Getting an earful from mum everyday for not eating ‘green vegetables’ is a routine. Because most of us don’t like eating vegetables and we keep thinking of excuses to escape the wrath of moms over veggies, of course.
And through a recent study, science has given us that much-needed escape! According to the study reported by BBC, your hatred for certain vegetables has nothing to do with your taste-buds, but can be traced back to your genes.
As per the experts from the University of Kentucky School of Medicine, every person inherits two copies of a taste gene called TAS2R38 which encodes a protein that allows us to taste bitterness. Those who inherit two copies of a variant of this gene called AVI are not sensitive to bitter tastes while those who inherit one copy of AVI and another called PAV perceive bitter tastes.
“The person who has that genetic propensity gets more of the sulfur flavor of, say, Brussels sprouts, especially if they’ve been overcooked,” University of Connecticut professor Valerie Duffy told CNN.

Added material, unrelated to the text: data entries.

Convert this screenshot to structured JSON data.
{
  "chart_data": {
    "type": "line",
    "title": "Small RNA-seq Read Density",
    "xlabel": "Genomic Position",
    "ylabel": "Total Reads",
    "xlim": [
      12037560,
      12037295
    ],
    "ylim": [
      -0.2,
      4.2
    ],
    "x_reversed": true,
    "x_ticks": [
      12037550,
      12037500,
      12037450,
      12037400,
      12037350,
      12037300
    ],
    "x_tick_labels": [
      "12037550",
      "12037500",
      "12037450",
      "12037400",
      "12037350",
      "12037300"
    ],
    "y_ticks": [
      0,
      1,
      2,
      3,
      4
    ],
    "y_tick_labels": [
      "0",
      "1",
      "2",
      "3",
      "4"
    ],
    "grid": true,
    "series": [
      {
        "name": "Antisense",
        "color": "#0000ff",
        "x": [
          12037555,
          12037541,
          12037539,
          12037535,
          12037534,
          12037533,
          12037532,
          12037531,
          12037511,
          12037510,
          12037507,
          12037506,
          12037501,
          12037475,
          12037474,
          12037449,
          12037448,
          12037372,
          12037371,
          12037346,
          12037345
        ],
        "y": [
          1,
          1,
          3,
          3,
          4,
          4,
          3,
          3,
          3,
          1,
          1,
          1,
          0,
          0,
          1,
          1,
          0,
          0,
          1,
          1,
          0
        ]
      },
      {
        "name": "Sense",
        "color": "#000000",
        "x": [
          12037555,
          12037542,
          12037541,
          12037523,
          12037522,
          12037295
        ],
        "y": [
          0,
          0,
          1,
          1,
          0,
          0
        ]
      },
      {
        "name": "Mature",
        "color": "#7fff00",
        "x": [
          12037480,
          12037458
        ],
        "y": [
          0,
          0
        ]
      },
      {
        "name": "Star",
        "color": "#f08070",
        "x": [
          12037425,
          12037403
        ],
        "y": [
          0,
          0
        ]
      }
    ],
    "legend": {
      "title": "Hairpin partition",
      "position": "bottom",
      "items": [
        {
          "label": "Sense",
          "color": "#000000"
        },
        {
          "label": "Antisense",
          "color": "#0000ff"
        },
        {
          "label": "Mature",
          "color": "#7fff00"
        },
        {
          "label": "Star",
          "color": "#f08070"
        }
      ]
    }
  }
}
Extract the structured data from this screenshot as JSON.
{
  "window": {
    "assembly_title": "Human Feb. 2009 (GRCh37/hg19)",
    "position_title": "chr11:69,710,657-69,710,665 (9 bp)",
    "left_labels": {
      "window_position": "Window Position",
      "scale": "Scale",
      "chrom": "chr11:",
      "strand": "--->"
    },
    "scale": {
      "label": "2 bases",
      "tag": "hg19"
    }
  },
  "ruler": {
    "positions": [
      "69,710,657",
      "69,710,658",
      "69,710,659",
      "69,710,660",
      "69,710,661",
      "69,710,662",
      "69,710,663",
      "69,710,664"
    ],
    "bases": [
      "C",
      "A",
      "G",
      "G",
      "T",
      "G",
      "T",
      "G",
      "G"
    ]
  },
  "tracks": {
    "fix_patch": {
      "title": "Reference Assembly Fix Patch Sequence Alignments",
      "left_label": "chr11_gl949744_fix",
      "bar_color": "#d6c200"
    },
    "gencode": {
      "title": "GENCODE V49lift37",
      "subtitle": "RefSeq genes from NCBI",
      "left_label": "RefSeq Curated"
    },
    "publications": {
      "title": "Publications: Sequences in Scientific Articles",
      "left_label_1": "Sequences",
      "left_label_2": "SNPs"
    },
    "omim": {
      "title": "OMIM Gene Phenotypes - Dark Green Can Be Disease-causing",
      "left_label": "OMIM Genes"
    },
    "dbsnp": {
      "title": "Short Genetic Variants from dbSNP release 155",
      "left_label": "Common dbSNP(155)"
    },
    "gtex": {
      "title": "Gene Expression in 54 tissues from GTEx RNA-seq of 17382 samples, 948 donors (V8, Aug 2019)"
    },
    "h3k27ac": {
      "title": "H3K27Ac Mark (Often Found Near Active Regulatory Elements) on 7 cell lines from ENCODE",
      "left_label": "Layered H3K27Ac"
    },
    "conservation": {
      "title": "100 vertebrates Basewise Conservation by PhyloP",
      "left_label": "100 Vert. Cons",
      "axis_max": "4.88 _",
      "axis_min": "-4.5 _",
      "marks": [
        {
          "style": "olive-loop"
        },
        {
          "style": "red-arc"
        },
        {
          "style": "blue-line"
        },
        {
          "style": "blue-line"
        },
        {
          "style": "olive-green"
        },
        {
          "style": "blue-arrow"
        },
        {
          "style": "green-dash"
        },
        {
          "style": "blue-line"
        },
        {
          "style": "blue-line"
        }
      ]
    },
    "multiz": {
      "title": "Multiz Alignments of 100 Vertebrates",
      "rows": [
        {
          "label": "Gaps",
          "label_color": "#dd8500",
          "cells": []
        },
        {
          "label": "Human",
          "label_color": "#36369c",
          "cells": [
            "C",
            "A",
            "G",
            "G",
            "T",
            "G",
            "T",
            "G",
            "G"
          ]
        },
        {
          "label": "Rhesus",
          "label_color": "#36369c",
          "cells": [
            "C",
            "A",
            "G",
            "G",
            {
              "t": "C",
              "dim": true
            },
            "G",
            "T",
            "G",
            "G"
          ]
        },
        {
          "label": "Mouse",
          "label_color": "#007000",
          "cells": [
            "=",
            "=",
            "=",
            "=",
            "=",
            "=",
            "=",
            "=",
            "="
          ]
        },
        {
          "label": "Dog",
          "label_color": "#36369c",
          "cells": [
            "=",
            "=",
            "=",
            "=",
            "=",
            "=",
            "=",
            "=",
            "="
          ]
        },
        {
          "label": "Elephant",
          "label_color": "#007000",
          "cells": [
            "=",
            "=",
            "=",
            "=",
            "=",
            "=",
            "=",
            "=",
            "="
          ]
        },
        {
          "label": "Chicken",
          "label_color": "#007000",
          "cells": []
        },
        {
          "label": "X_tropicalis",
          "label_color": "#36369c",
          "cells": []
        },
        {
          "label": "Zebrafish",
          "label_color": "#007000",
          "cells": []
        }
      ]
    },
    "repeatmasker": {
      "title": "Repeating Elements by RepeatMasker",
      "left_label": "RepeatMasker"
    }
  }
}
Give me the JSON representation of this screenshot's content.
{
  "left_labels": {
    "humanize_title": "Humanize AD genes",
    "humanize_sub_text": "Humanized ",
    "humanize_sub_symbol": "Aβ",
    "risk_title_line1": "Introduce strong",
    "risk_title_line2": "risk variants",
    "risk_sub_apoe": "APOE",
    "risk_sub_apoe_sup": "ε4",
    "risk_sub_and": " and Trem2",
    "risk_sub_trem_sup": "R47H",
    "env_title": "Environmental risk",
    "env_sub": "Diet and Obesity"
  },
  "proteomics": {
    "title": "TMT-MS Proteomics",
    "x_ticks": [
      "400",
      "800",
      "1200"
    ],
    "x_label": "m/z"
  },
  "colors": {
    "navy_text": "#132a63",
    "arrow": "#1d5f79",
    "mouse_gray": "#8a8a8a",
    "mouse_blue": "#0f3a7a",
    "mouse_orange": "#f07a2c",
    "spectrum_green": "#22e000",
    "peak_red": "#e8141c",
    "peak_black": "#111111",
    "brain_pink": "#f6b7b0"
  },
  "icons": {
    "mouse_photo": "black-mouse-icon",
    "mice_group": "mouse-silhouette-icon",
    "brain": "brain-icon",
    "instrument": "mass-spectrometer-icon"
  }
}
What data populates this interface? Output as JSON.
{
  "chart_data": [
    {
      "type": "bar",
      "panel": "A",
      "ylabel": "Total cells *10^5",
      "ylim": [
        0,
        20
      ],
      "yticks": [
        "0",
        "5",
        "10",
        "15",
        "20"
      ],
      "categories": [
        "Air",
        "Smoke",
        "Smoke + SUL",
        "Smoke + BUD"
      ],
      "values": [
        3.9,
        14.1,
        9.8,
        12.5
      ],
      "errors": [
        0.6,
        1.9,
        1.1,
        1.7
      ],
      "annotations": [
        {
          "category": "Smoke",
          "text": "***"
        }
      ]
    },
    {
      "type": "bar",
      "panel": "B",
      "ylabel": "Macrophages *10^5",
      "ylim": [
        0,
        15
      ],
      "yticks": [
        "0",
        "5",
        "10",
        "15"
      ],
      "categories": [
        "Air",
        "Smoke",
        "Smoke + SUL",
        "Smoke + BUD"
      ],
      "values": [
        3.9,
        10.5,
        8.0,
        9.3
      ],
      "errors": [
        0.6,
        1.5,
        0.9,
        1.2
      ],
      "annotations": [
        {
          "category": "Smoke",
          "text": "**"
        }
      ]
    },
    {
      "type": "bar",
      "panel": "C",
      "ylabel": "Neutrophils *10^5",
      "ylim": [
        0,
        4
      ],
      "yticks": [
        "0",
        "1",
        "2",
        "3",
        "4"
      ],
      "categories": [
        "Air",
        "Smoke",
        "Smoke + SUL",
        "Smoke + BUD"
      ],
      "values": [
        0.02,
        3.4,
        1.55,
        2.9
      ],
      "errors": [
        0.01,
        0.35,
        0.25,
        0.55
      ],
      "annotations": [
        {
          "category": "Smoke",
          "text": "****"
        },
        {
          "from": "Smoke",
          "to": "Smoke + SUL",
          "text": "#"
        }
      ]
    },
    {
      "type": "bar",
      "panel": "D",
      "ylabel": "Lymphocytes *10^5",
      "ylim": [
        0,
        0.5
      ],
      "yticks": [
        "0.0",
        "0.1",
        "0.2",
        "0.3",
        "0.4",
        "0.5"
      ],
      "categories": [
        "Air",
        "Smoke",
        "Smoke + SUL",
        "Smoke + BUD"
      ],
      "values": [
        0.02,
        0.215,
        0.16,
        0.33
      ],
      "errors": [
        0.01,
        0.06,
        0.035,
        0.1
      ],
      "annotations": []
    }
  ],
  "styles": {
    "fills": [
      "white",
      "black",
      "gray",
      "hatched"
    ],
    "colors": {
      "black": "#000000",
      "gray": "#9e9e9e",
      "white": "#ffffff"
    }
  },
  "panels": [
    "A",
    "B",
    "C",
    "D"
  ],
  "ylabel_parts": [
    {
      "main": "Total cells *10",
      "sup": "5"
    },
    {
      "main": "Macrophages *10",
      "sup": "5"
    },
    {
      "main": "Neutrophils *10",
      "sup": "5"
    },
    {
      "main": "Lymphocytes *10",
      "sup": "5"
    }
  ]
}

“So that [bitter] vegetable is disliked, and because people generalize, soon all vegetables are disliked,” Duffy said. “If you ask people, ‘Do you like vegetables?’ They don’t usually say, ‘Oh yeah, I don’t like this, but I like these others.’ People tend to either like vegetables or not,” she added.
175 people participated in the survey and it was found that those who inherited a copy of AVI and PAV each ate only small amounts of leafy green vegetables. On the other hand, people with only AVI genes were found to show liking towards green veggies.